Le dernier souvenir que je voudrais partager avec vous est à peine plus tardif.


Fatigué de la phénoménologie, je décidai de consacrer un mémoire de DEA à la pensée de Deleuze, et j’allai de nouveau voir André. Il m’accueillit avec cette même bienveillance que j’avais appris à lui reconnaître, et se montra même tout à fait enthousiaste — « Deleuze, il nous a tous éblouis », me dit-il alors. Ce mémoire sur Deleuze que j’entrepris sous sa direction n’aboutit jamais, et c’est comme professeur que je le retrouvai l’année suivante, pour un cours sur Durkheim alors au programme de l’agrégation et dont il nous expliquait qu’il était un pur métaphysicien — ce qui le faisaitégalement beaucoup rire. Mais à l’occasion d’un certain nombre d’épreuves personnelles difficiles que je traversais alors et pour lesquelles il fut d’un grand secours amical, je découvris alors chez André une chose que je n’ai plus jamais éprouvé de manière aussi frappante : une capacité à rompre brutalement la trame d’un échange normé par des conventions sociales et professionnelles, pour instituer tout à coup un rapport entre personnes. Je ne sais comment exprimer cela : son regard, le ton de sa voix, l’amplitude de ses gestes, l’atmosphère très particulière dont il entourait ses interlocuteurs, changeaient brusquement, comme dépouillés de tout ce qui empêche habituellement une parole vraie de se manifester et de toucher au cœur — et un être humain de parler en toute nudité à un autre être humain.
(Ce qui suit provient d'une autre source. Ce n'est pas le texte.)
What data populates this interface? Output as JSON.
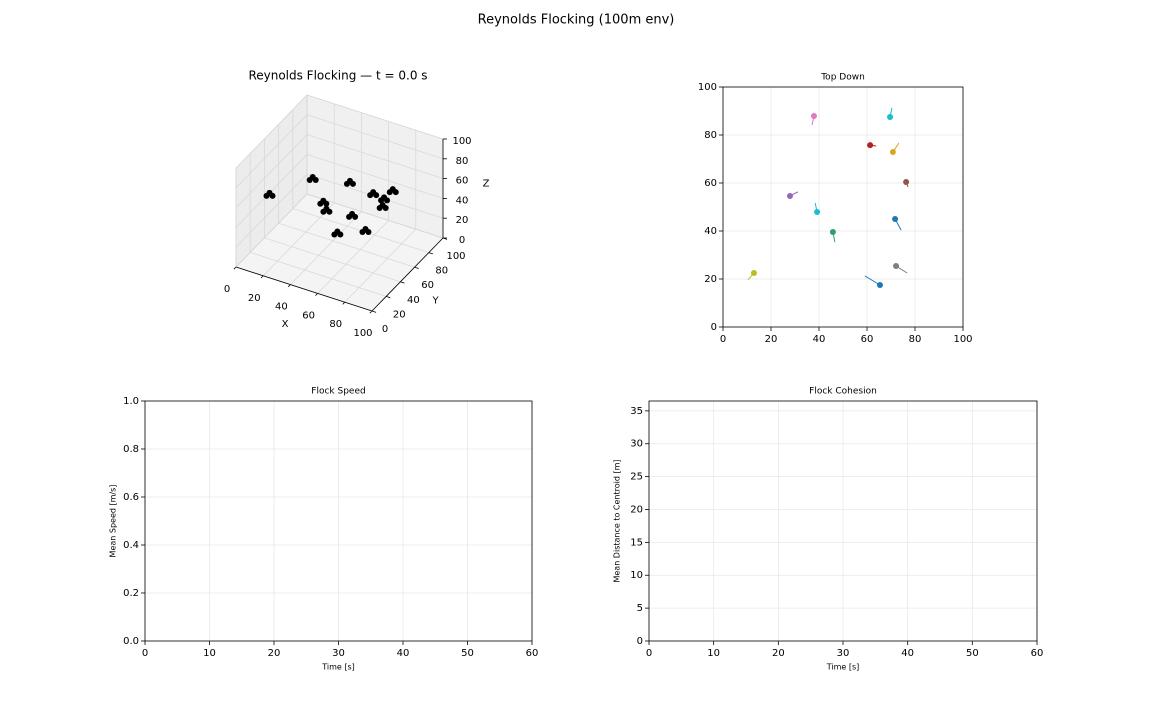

Ce dont témoignent pour moi ces trois souvenirs que j’ai très simplement voulu, en guise d’hommage, partager avec vous, c’est qu’il y avait chez André — comment le dire autrement ? — une profonde violence — dans sa manière d’enseigner, dans ses rires, dans sa voix et dans ses geste, dans les relations qu’il pouvait entretenir avec ses étudiants mais aussi dans son amitié — qui constituait l’envers d’une immense générosité, d’une extrême bienveillance, d’une très profonde sollicitude, ou mieux, qui se confondait tout simplement avec elles parce qu’elles ne pouvaient s’exprimer que dans une sorte de mise à nue qui, peut-être, constituait pour lui la conception qu’il se faisait, en tant que philosophe, en tant que professeur, mais aussi en tant qu’homme, de ce que devait être la vérité.